Things Agents must not do
- Do not bypass governance or security rules.
- Do not perform production migrations without approval and test coverage.
- Do not hide decisions or omit context.
Recommended Agent Operating Model
The model defines the planner, evaluator, implementer, reviewer, researcher, and domain specialist roles. Each role has clear decision boundaries and escalation paths.
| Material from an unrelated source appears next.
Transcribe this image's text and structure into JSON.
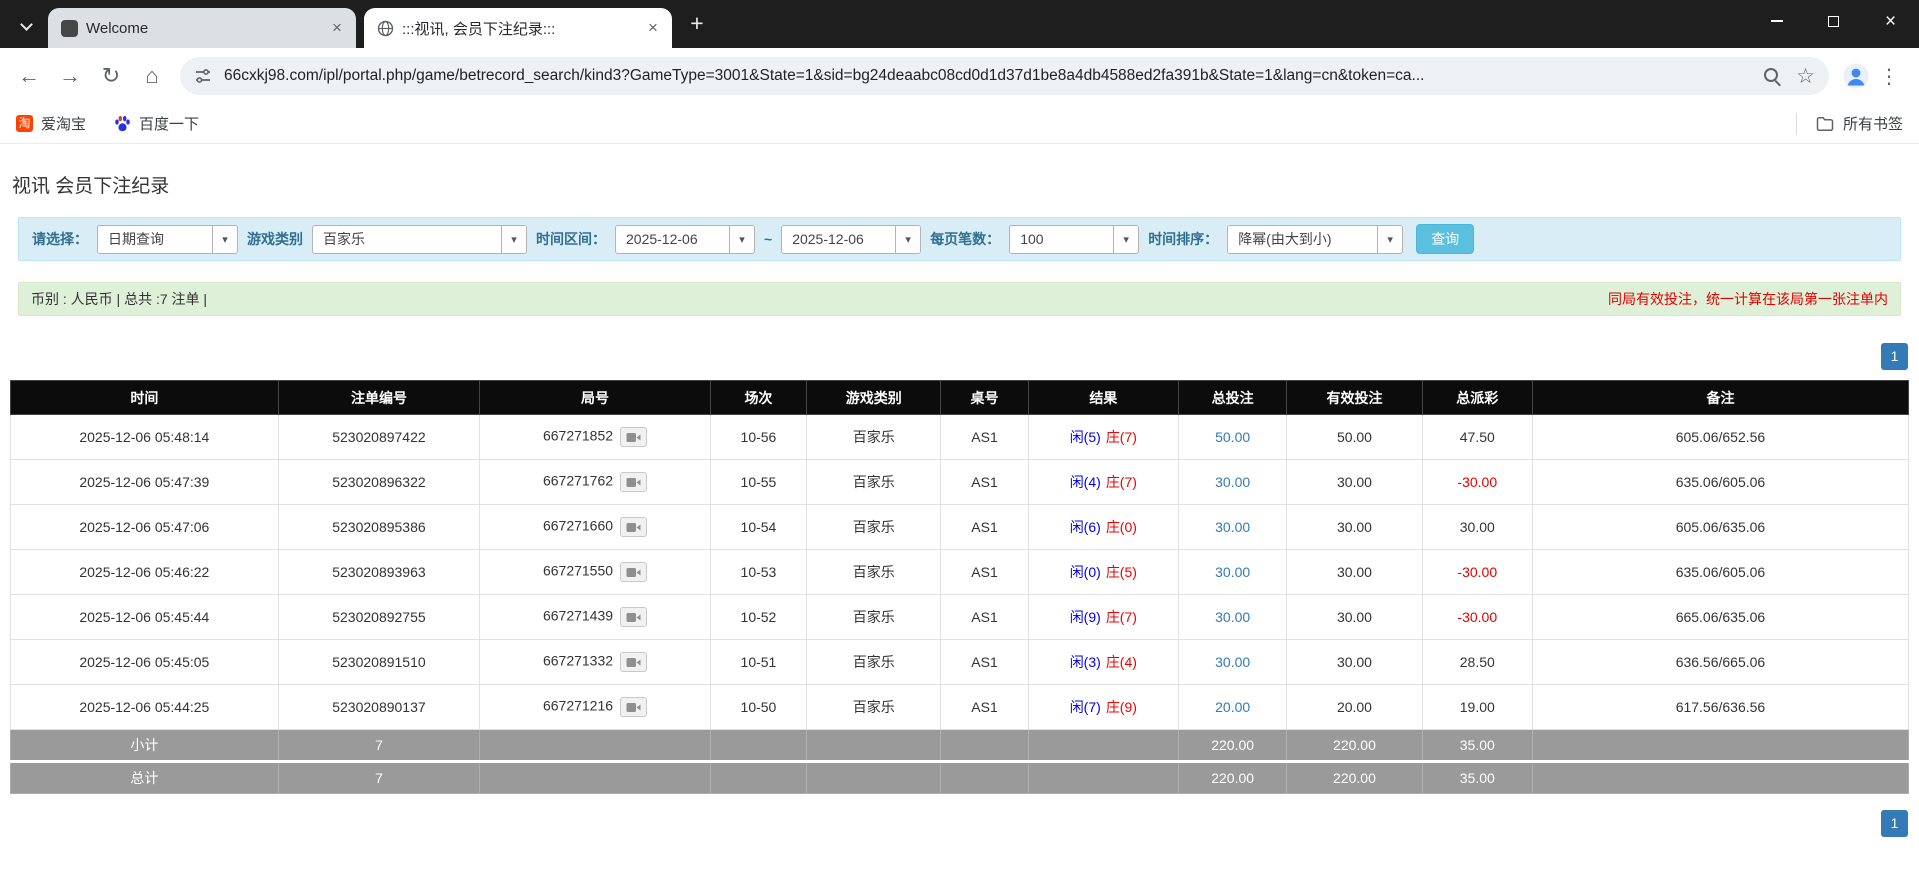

The orchestrator enforces handoffs and maintains the single source of truth, ensuring multi agent collaboration does not drift from the workflow.
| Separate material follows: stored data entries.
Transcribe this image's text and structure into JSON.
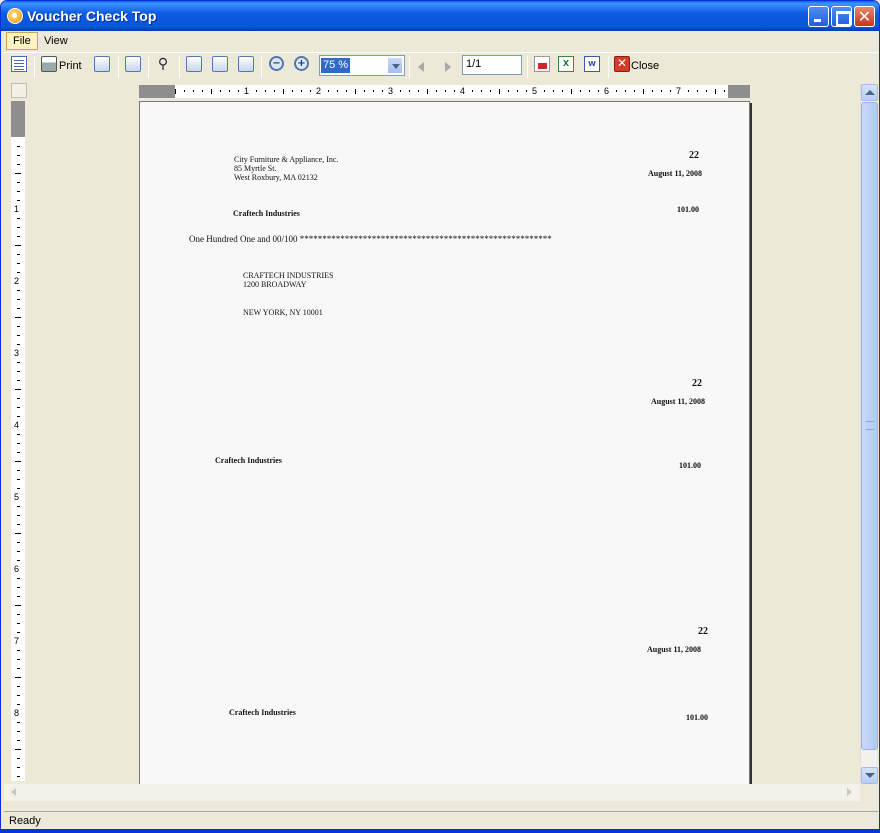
{
  "window": {
    "title": "Voucher Check Top"
  },
  "menu": {
    "file": "File",
    "view": "View"
  },
  "toolbar": {
    "print_label": "Print",
    "zoom_value": "75 %",
    "page_value": "1/1",
    "close_label": "Close"
  },
  "ruler": {
    "h_numbers": [
      "1",
      "2",
      "3",
      "4",
      "5",
      "6",
      "7"
    ],
    "v_numbers": [
      "1",
      "2",
      "3",
      "4",
      "5",
      "6",
      "7",
      "8"
    ]
  },
  "check": {
    "company_name": "City Furniture & Appliance, Inc.",
    "company_street": "85 Myrtle St.",
    "company_city": "West Roxbury, MA 02132",
    "check_number": "22",
    "date": "August 11, 2008",
    "payee": "Craftech Industries",
    "amount": "101.00",
    "amount_words": "One Hundred One and 00/100 ********************************************************",
    "address_line1": "CRAFTECH INDUSTRIES",
    "address_line2": "1200 BROADWAY",
    "address_line3": "NEW YORK, NY 10001"
  },
  "stub1": {
    "check_number": "22",
    "date": "August 11, 2008",
    "payee": "Craftech Industries",
    "amount": "101.00"
  },
  "stub2": {
    "check_number": "22",
    "date": "August 11, 2008",
    "payee": "Craftech Industries",
    "amount": "101.00"
  },
  "status": {
    "text": "Ready"
  }
}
Recommended Project Structure
db-selection-project/
agents/
planner/
evaluator/
implementer/
reviewer/
researcher/
domain-specialist/
workflows/
data/
migrations/
connectors/
docs/
tests/
deployments/
Core Operating Principles
- Single source of truth for criteria and decisions
- Explicit handoffs with traceability
- Least privilege and secure secret handling
- Auditable changes and rollback readiness
- Strict adherence to the workflow boundaries
Agent Handoff and Collaboration Rules
- Planner defines criteria and passes context to Evaluator
- Evaluator passes a recommended option to Implementer and informs Reviewer
- Implementer performs provisioning and migrations with tests
- Reviewer validates results and approves move to production
- Researcher and Domain Specialist provide input as artifacts or data when needed
Tool Governance and Permission Rules
- Secret access limited to environment boundaries
- Connections and migrations require approvals
- All actions logged and reversible
Code Construction Rules
- Use well structured adapters and migration scripts
- Avoid hard coded values in code
- Document every change with rationale
Security and Production Rules
- Encrypt data in transit and at rest where applicable
- Rotate credentials regularly
- Limit blast radius in production changes
Testing Checklist
- Unit tests for adapters and connectors
- Integration tests for data flows between components
- Migration tests and rollback tests
- Blue/green or canary deployment checks
Common Mistakes to Avoid
- Skipping governance or approvals
- Omitting traceability of decisions
- Hard coding secrets or credentials
- Unmonitored database migrations
Related implementation resources: AI Use Case for Policy Documents and Internal Question Answering and AI Use Case for Visa Consultants Using Government Portals To Check Application Documents for Missing Requirements.
FAQ
What is the primary purpose of this AGENTS.md template?
It defines a database selection workflow for AI coding agents and multi-agent orchestration, including roles, handoffs, and governance.
Who should use this template?
Engineering teams building AI powered systems that must choose between database technologies and manage agent handoffs.
How are agent handoffs defined?
Handoffs specify when an agent passes context, tasks, or decisions to another agent, with held context and traceability.
What are the security and access rules?
No secrets should be hard coded. Use secret managers and minimal privilege for tools and databases.
What constitutes success for this workflow?
A validated database choice with documented criteria, reversible changes, and traceable agent decisions.